# Lathe dro...



## Tamper84 (Dec 29, 2012)

In my quest for machines, I have noticed that alot of mills have dros. Understandable for bolt holes etc. is there a reason why lathes really don't have them? Or am I just dumb enough to think like this :*****slap2: :lmao:

Thanks,
Chris


----------



## Ray C (Dec 29, 2012)

You know, that's one of the more interesting questions I've heard in a while...  If I had to take a guess, I'd say it's because mills operate in many planes and all conceivable directions whereas lathes deal mainly with length and depth.


----------



## GaryK (Dec 29, 2012)

Bolt hole circles are nice on a mill when you need them, but I think most people use them for positioning speed. It also allows you to ignore backlash and taking up the slack.

I have one on my new lathe and it makes it a lot faster like the mill. Without it you usually use a dial indicator for carriage positioning. It's always there with a DRO.

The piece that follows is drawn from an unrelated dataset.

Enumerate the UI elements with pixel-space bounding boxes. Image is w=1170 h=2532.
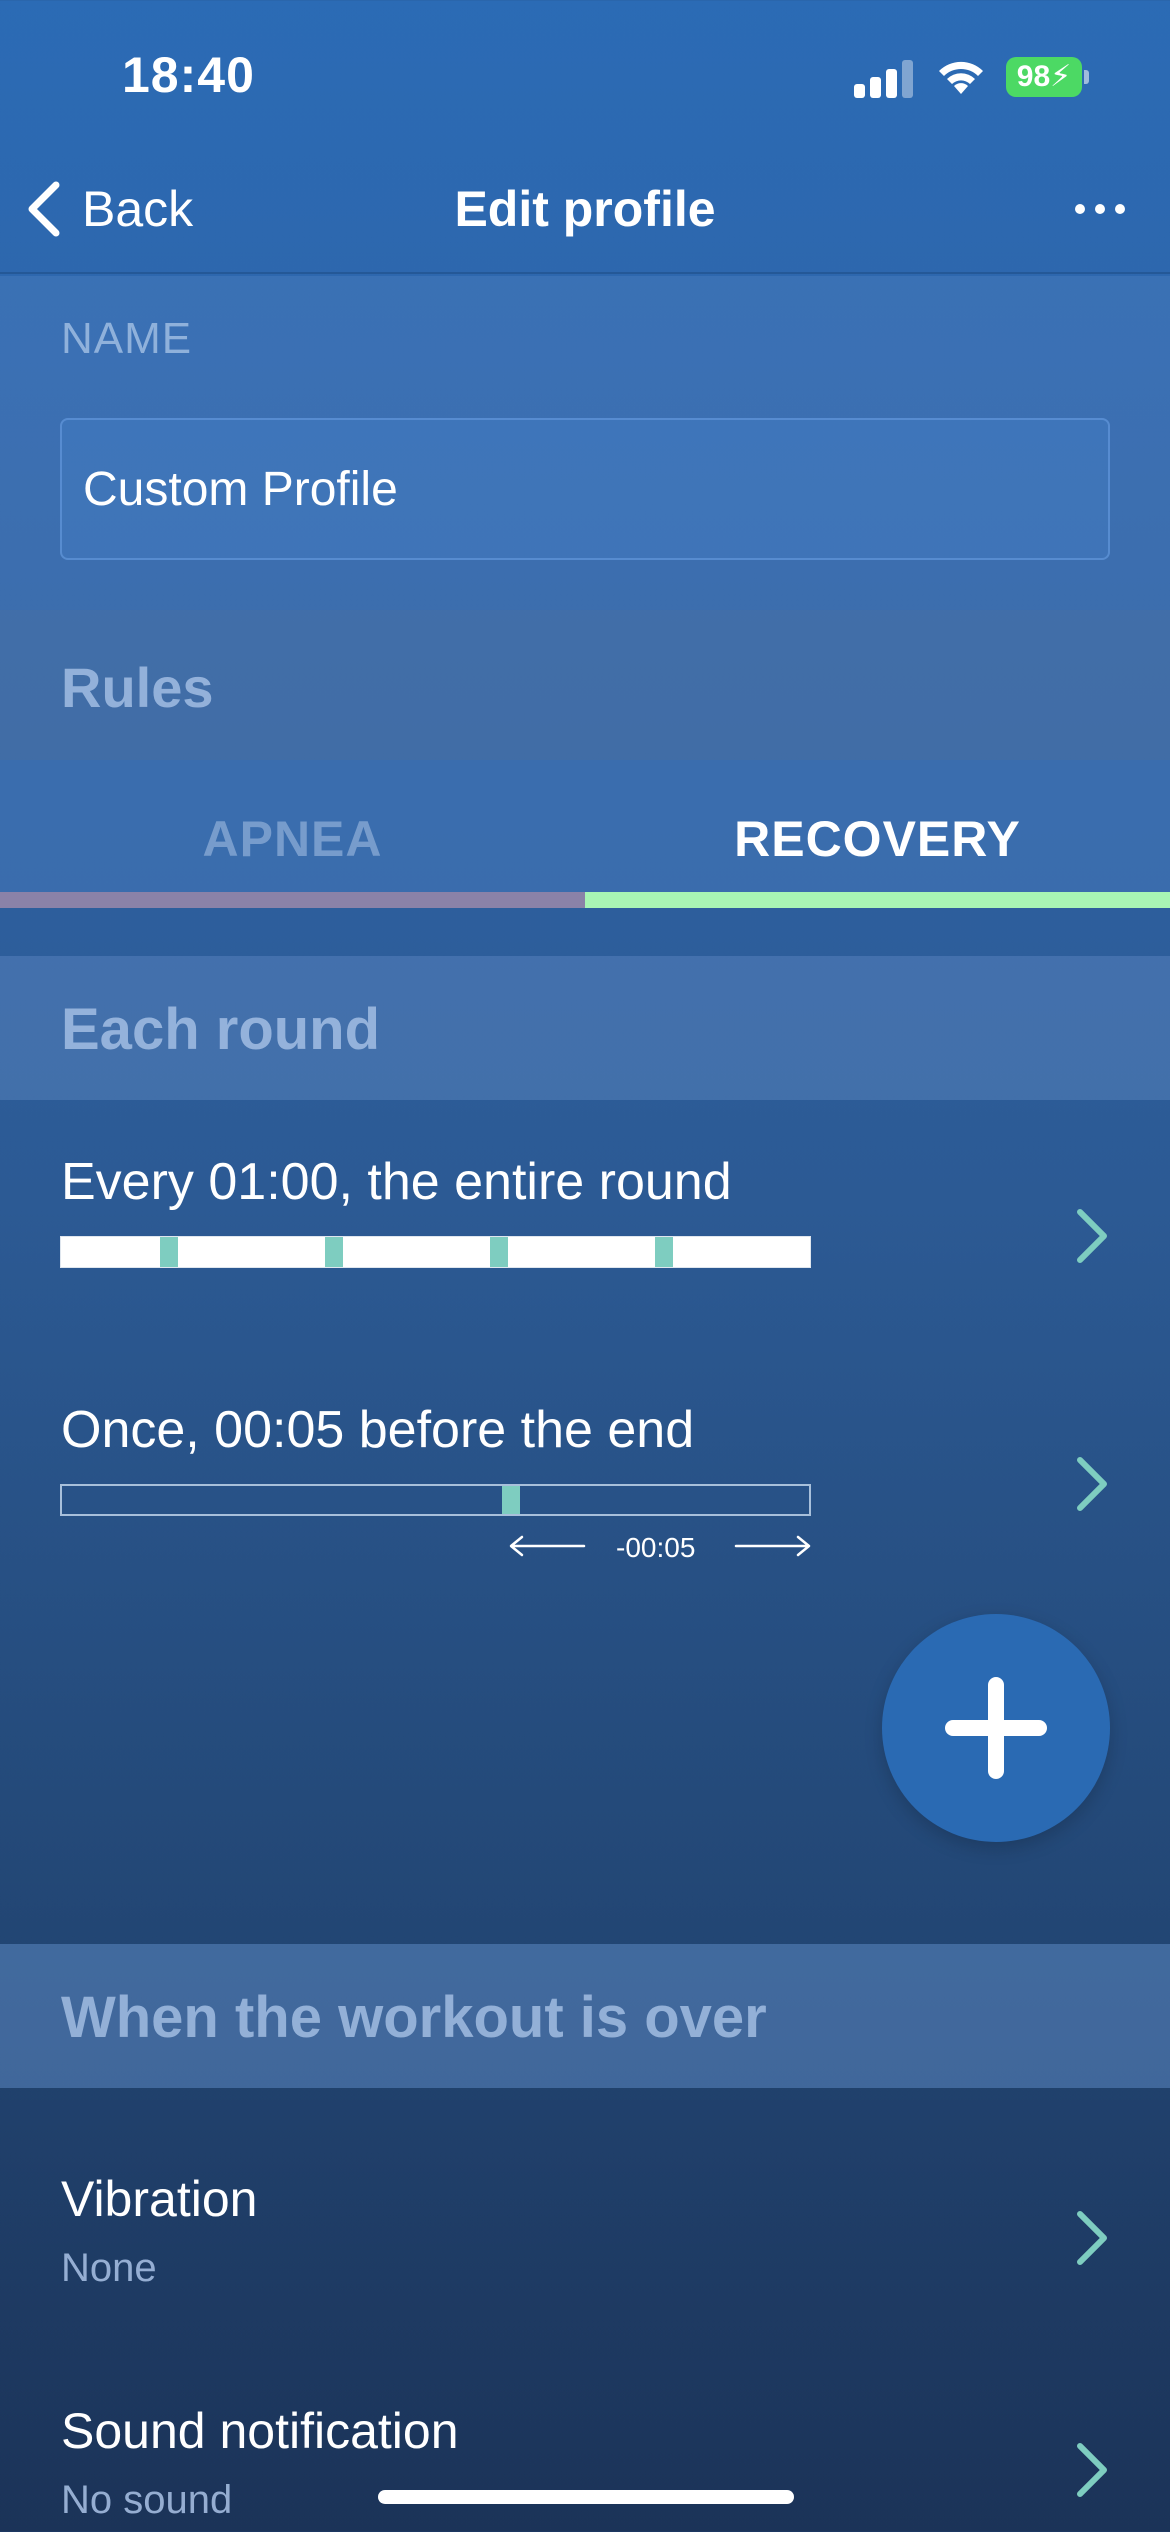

I think with the cost coming down you will see them a lot more on lathes.


----------



## Hawkeye (Dec 29, 2012)

A few of us have added DROs to our lathes. Here is my take on the subject. 
http://www.hobby-machinist.com/showthread.php/6061-Another-Lathe-DRO-Installation-Hercus-SB9

Here's Pacer's version.
http://www.hobby-machinist.com/showthread.php/8544-Another-variation-on-quot-cheap-quot-lathe-dro


----------



## Kennyd (Dec 29, 2012)

I have one on my Clausing: *http://www.hobby-machinist.com/show...Clausing-4900-Series-Lathe?highlight=clausing*


----------



## OakRidgeGuy (Dec 29, 2012)

All of those examples are really good ones.. good work.


----------



## 12bolts (Dec 29, 2012)

Chris,
I fitted one to my carriage. 
	

		
			
		

		
	





I think they are just an extension of whats become available cheaper for people to have on their mill, and now on lathes
Makes some operations easier on the lathe. Boring in a blind hole especially.

Cheers Phil


----------



## Tamper84 (Dec 30, 2012)

Thank you guys! 

Chris


----------